We examined the impact of targeting Sema6D in vivo by using the OTII T cell adoptive transfer model (Fig. 5A). Congenic hosts that received OTII T cells were injected with Sema6D-Ig at days 1 and 4 after immunization. The expansion of the CD45.2⁺ OTII T cells was analyzed at both an early and late phase of the response, days 4 and 7, respectively. Sema6D-Ig treatment did not affect T cell activation at day 4 but did result in a significant reduction of expansion at day 7 (Fig. 5 B and C). We also examined the impact of Sema6D-Ig treatment on the expression of CD127 in vivo. T cell expression of CD127 was not affected at day 4. However, targeting Sema6D inhibited the increase of CD127 expression at day 7 (Fig. 5D). As an alternative methodology, we used a monoclonal antibody to target Sema6D in the context of a neuroinflammatory adoptive transfer model with MOG-specific 2D2 TCR Tg T cells (Fig. S4A). In this model, antigen is delivered by DCs injected directly into the CNS. Targeting of Sema6D by anti-Sema6D antibody resulted in a reduced expansion of 2D2 T cells in the CNS without a corresponding reduction in the percentage of 2D2 T cells detected in the periphery (Fig. S4 B–D). Thus, targeting Sema6D with either Sema6D-Ig or anti-Sema6D antibody resulted in reduced T cell activation in vivo.

Discussion

We have observed that Sema6D regulates T cell activation during the late phases of an immune response. Recent studies have underscored the importance of long-lasting interactions between T cells and antigen presenting cells (31). Two-photon studies have identified multiple phases of interactions, which engender early proliferation and also regulate the late phases of a primary response (32–35). Disruption of these interactions, such as by loss of ICAM-1, can result in loss of a memory response even in the presence of initial activation (36).
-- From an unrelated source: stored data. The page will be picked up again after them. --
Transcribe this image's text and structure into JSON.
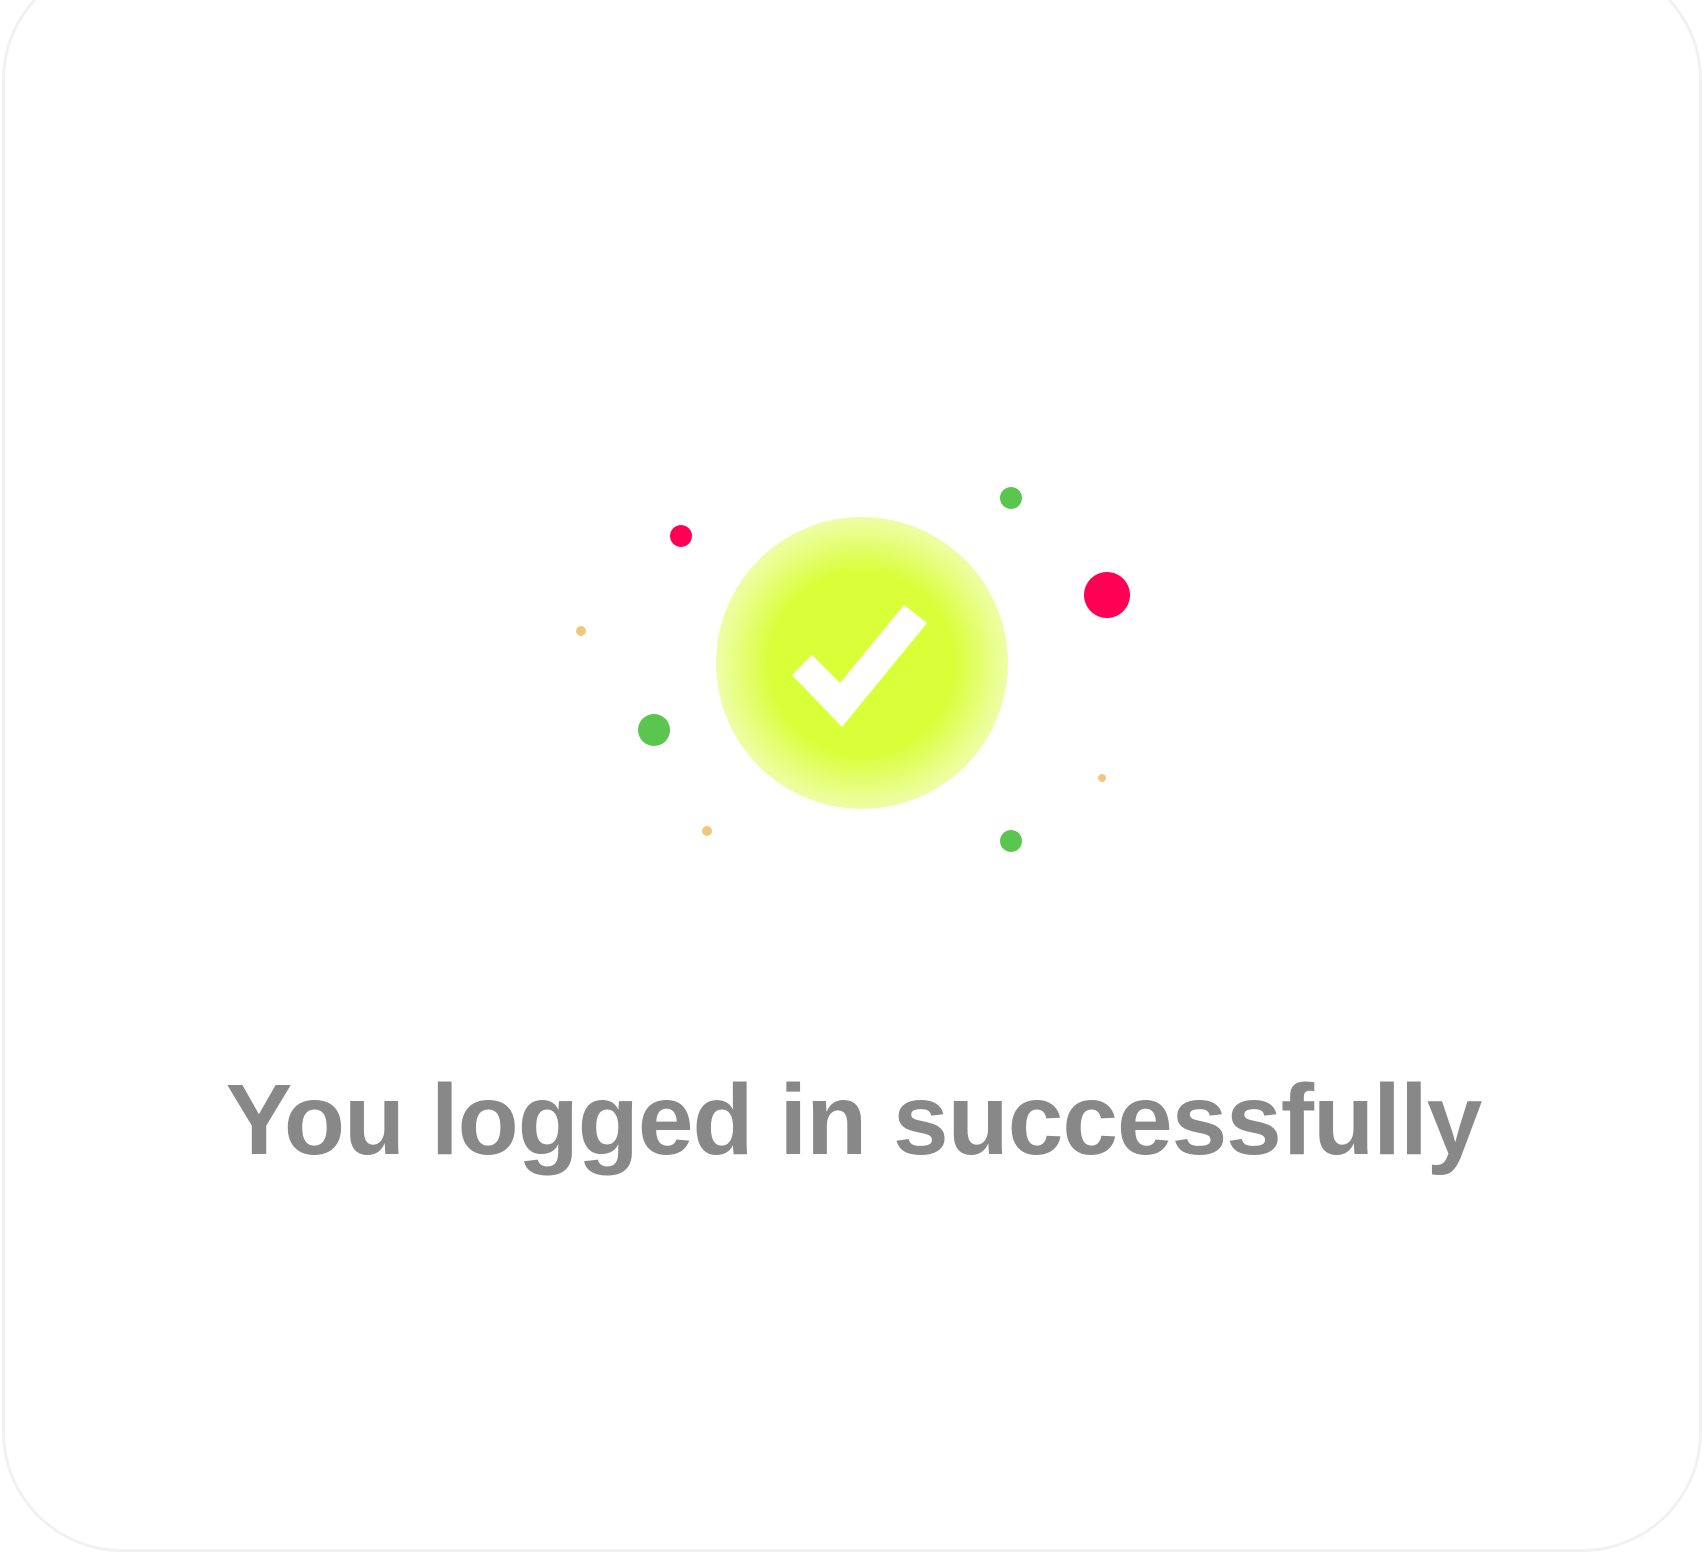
{
  "dialog": {
    "message": "You logged in successfully"
  },
  "icons": {
    "status_icon": "check-circle-icon",
    "decoration": "confetti-dots"
  },
  "colors": {
    "circle": "#d8ff37",
    "circle_edge": "#f0ffb0",
    "check": "#ffffff",
    "dot_pink": "#ff0055",
    "dot_green": "#5ac64f",
    "dot_orange": "#f1c77d",
    "message_text": "#888888",
    "card_border": "#f1f1f1"
  }
}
The effects of disrupting T cell interactions often are not observed until many days after initial activation (37). Our studies demonstrate that Sema6D regulates the late-phase activity of T cells during a primary immune response. Future studies will identify the interacting proteins that contribute to Sema6D regulation at this late phase. Our analysis of Sema6D association with DCs suggests that in the context of DC-T cell contact in vivo, Plxna1 and Sema6D probably mediate late-phase interactions. T cell contact with other cell types during the late phases of a primary immune response may be mediated by Sema6D interactions with other proteins.
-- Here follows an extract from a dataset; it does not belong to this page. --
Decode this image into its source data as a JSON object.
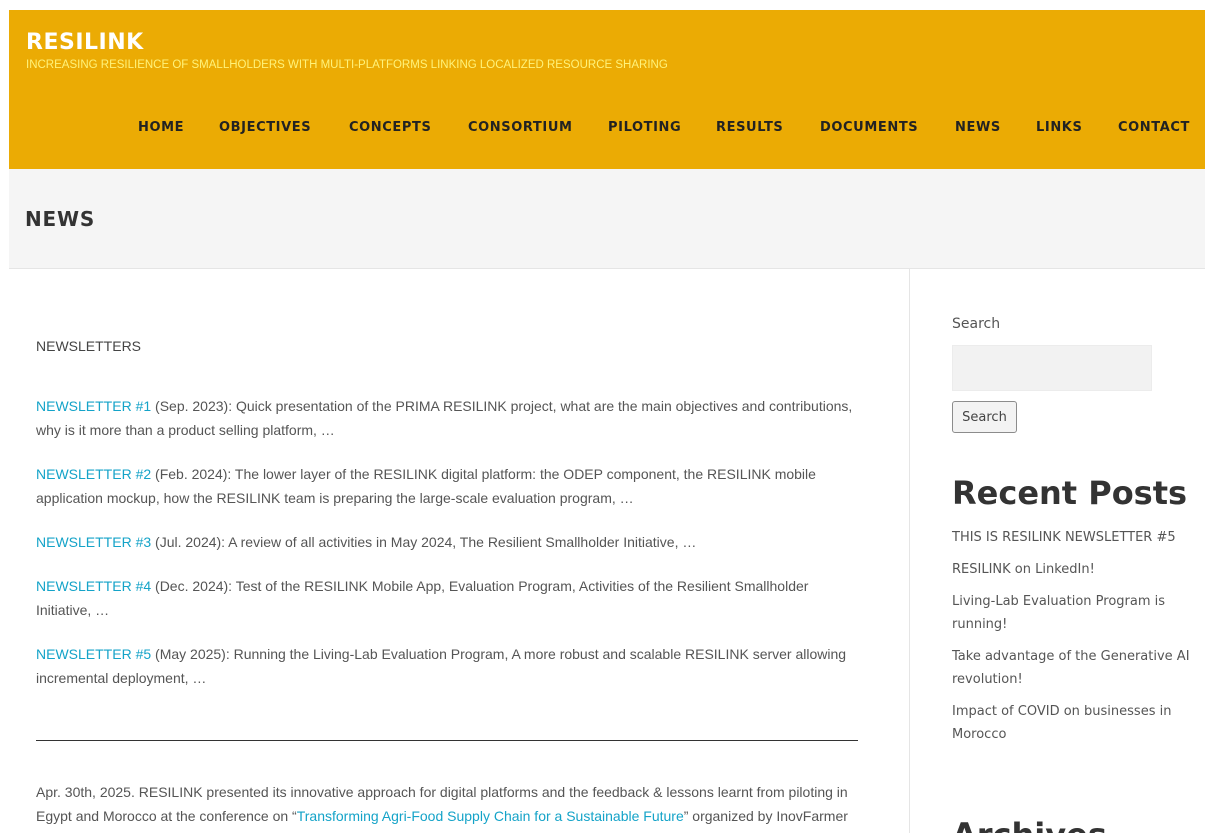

The ability of Sema6D to regulate T cell activation involves modulation of endogenous signaling pathways. We have observed that disrupting Sema6D interactions results in an inhibition of LAT phosphorylation in T cells without a concomitant inhibition of CD3ζ phosphorylation. Corresponding to the inhibition of late-phase proliferation, Sema6D targeting primarily reduced late-phase pLAT signaling. Concomitantly, we also observed a late-phase disruption of CrkL phosphorylation with Sema6D-Ig treatment. Previous studies have reported that Sema6D can activate Abl kinase and that within T cells, Abl regulates phosphorylation of CrkL and LAT but not CD3ζ (16, 20). Given that Sema6D surface protein expression is not enhanced until the late phases of activation, it appears possible that the late-phase inhibition of pLAT may derive directly from a defect in Sema6D signaling by Abl kinase activity. However, the regulation of Abl kinase activity within T cells is complex, and future studies are required to elucidate fully the endogenous T cell signaling pathways regulated by Sema6D.
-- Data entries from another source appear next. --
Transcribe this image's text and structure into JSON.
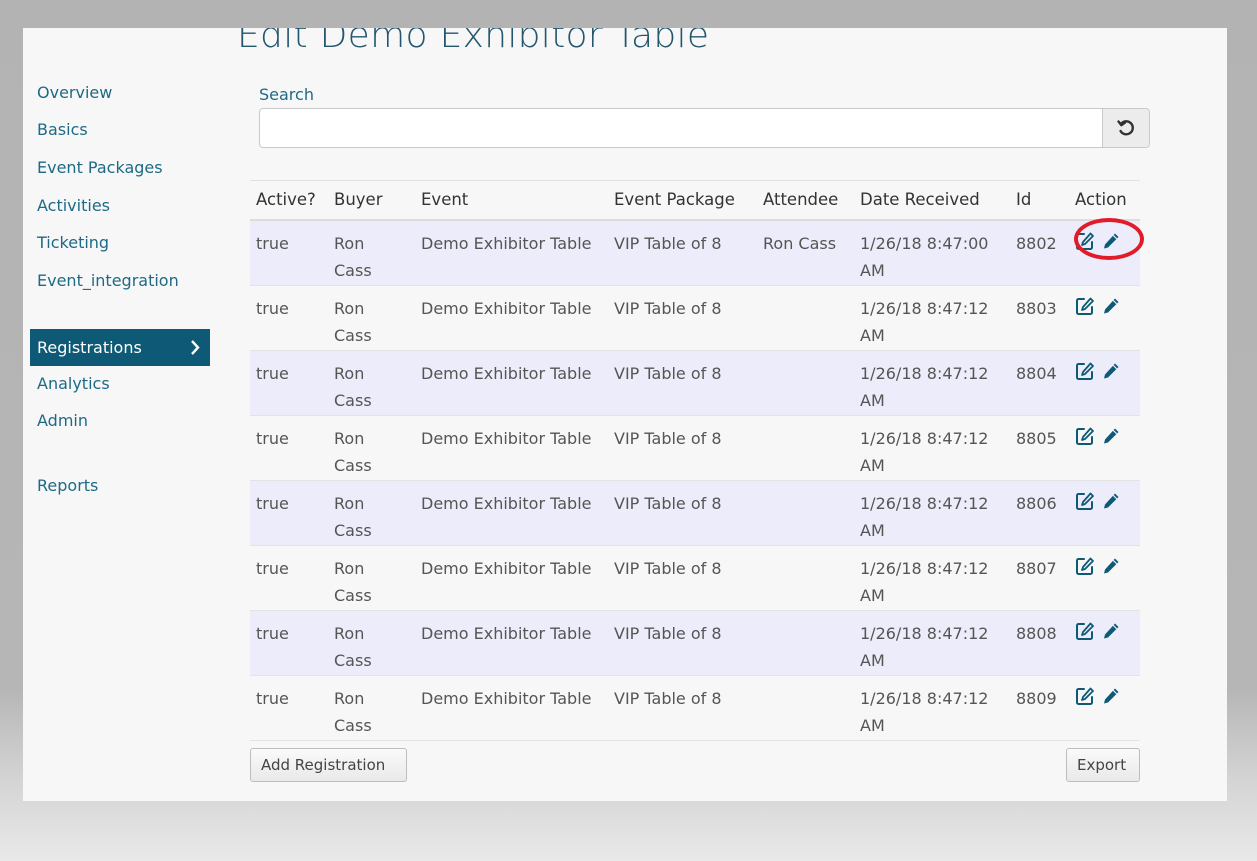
{
  "page": {
    "title": "Edit Demo Exhibitor Table"
  },
  "sidebar": {
    "items": [
      {
        "label": "Overview"
      },
      {
        "label": "Basics"
      },
      {
        "label": "Event Packages"
      },
      {
        "label": "Activities"
      },
      {
        "label": "Ticketing"
      },
      {
        "label": "Event_integration"
      },
      {
        "label": "Registrations",
        "active": true
      },
      {
        "label": "Analytics"
      },
      {
        "label": "Admin"
      },
      {
        "label": "Reports"
      }
    ]
  },
  "search": {
    "label": "Search",
    "value": "",
    "placeholder": ""
  },
  "table": {
    "headers": [
      "Active?",
      "Buyer",
      "Event",
      "Event Package",
      "Attendee",
      "Date Received",
      "Id",
      "Action"
    ],
    "rows": [
      {
        "active": "true",
        "buyer": "Ron Cass",
        "event": "Demo Exhibitor Table",
        "package": "VIP Table of 8",
        "attendee": "Ron Cass",
        "date": "1/26/18 8:47:00 AM",
        "id": "8802"
      },
      {
        "active": "true",
        "buyer": "Ron Cass",
        "event": "Demo Exhibitor Table",
        "package": "VIP Table of 8",
        "attendee": "",
        "date": "1/26/18 8:47:12 AM",
        "id": "8803"
      },
      {
        "active": "true",
        "buyer": "Ron Cass",
        "event": "Demo Exhibitor Table",
        "package": "VIP Table of 8",
        "attendee": "",
        "date": "1/26/18 8:47:12 AM",
        "id": "8804"
      },
      {
        "active": "true",
        "buyer": "Ron Cass",
        "event": "Demo Exhibitor Table",
        "package": "VIP Table of 8",
        "attendee": "",
        "date": "1/26/18 8:47:12 AM",
        "id": "8805"
      },
      {
        "active": "true",
        "buyer": "Ron Cass",
        "event": "Demo Exhibitor Table",
        "package": "VIP Table of 8",
        "attendee": "",
        "date": "1/26/18 8:47:12 AM",
        "id": "8806"
      },
      {
        "active": "true",
        "buyer": "Ron Cass",
        "event": "Demo Exhibitor Table",
        "package": "VIP Table of 8",
        "attendee": "",
        "date": "1/26/18 8:47:12 AM",
        "id": "8807"
      },
      {
        "active": "true",
        "buyer": "Ron Cass",
        "event": "Demo Exhibitor Table",
        "package": "VIP Table of 8",
        "attendee": "",
        "date": "1/26/18 8:47:12 AM",
        "id": "8808"
      },
      {
        "active": "true",
        "buyer": "Ron Cass",
        "event": "Demo Exhibitor Table",
        "package": "VIP Table of 8",
        "attendee": "",
        "date": "1/26/18 8:47:12 AM",
        "id": "8809"
      }
    ],
    "action_icons": [
      "edit-square-icon",
      "pencil-icon"
    ]
  },
  "buttons": {
    "add": "Add Registration",
    "export": "Export"
  },
  "colors": {
    "accent": "#0e5a76",
    "link": "#1e6a85",
    "highlight": "#e01c2a",
    "row_alt": "#ececfa"
  }
}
The in vivo expression pattern of Sema6D is similar to the pattern for CD127 expression during the late phases of an immune response. Previous studies have documented a decrease in CD127 expression by T cells during the early phases of a primary response. In the later phases, as T cell are selected into the memory pool, CD127 expression is increased. Inhibition of this late-phase increase in CD127 expression results in defective T cell memory (21, 24, 26). Intriguingly, we observed that Sema6D targeting results in the inhibition of CD127 expression by T cells during the late phase of an in vivo primary response. This may be caused, in part, by the activity of Abl kinase downstream of Sema6D. Abl kinase activity promotes IL-2 production, which is known to be required for CD127 expression during the late phase of a primary immune response (20–22, 38). Recent studies have demonstrated that inhibitors of Abl kinase, such as Imatinib, inhibit CD127 expression by T cells and memory responses while allowing initial phases of activation, including proliferation, to occur (39). However, in contrast to pan-T cell inhibitors, Sema6D targeting may specifically affect a distinct activated population of T cells. Our analysis of in vivo T cell activation demonstrated a differential expression pattern of Sema6D between T cell subsets, with only low expression detected on CD8⁺ T cells or unactivated T cells throughout the course of the primary response (data not shown). Thus, the regulation of T cell activity by Sema6D may be restricted to the activated CD4⁺ T cell compartment.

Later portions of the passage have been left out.